Les juges notent également que les titres autochtones précèdent la Proclamation royale en tant que droits juridiques, se basant sur l’occupation et la possession historique de la terre par les Premières Nations. Ceci signifie que les titres autochtones existent indépendamment de la Proclamation royale et ne dépendent d’aucun traité, décret ou législation.
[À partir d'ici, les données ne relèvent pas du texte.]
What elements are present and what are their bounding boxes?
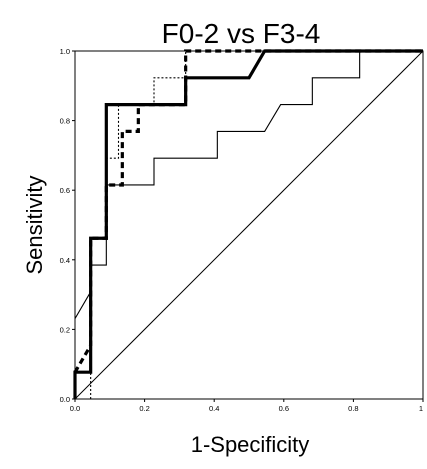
y-tick-label: 0.0 xyxy=(60,395,70,404)
y-axis-label: Sensitivity xyxy=(22,175,47,274)
roc-curve-thick-dashed-2 xyxy=(73,49,423,374)
x-tick-label: 0.6 xyxy=(279,404,289,413)
reference-diagonal-line xyxy=(74,50,424,400)
x-tick-label: 0.8 xyxy=(348,404,358,413)
y-tick-label: 0.2 xyxy=(60,325,70,334)
y-axis-ticks: 0.0 0.2 0.4 0.6 0.8 1.0 xyxy=(60,47,75,404)
x-tick-label: 1 xyxy=(419,404,423,413)
roc-curve-thin-solid-4 xyxy=(74,50,423,319)
y-tick-label: 0.8 xyxy=(60,117,70,126)
diagonal-line xyxy=(74,50,424,400)
x-axis-label: 1-Specificity xyxy=(191,432,310,457)
x-axis-ticks: 0.0 0.2 0.4 0.6 0.8 1 xyxy=(70,399,424,413)
y-tick-label: 0.6 xyxy=(60,186,70,195)
y-tick-label: 0.4 xyxy=(60,256,70,265)
chart-title: F0-2 vs F3-4 xyxy=(162,18,321,49)
x-tick-label: 0.4 xyxy=(209,404,219,413)
y-tick-label: 1.0 xyxy=(60,47,70,56)
roc-curve-thick-solid-1 xyxy=(73,49,423,399)
x-tick-label: 0.0 xyxy=(70,404,80,413)
series-layer xyxy=(73,49,423,399)
x-tick-label: 0.2 xyxy=(139,404,149,413)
L’idée que les titres autochtones découlent de l’occupation historique des terres se conforme également à deux jugements historiques de la Cour suprême des États-Unis, Johnson c. Mclntosh (1823) et Worcester c. Georgia (1832).

Impact à long terme

Le jugement de la Cour suprême dans l’affaire Guérin est un des plus importants de l’histoire du droit des Autochtones au Canada. Il reconnaît deux principes fondamentaux :

  1. La Couronne possède, envers les Premières Nations et leurs terres, une obligation fiduciaire susceptible d’exécution par les tribunaux.
  2. L’existence des titres autochtones sur les terres des Premières Nations est réaffirmée.

Le concept d’« obligation fiduciaire » est devenu un élément important dans d’autres jugements concernant les droits des Autochtones. Il est également devenu partie intégrante des interprétations de l’article 35 de la Loi constitutionnelle de 1982, portant sur la protection des droits des Autochtones.

Commémoration

Chaque premier novembre, la Première Nation de Musqueam célèbre le Jour des Musqueam. Cette fête commémore et honore la décision de la Cour suprême.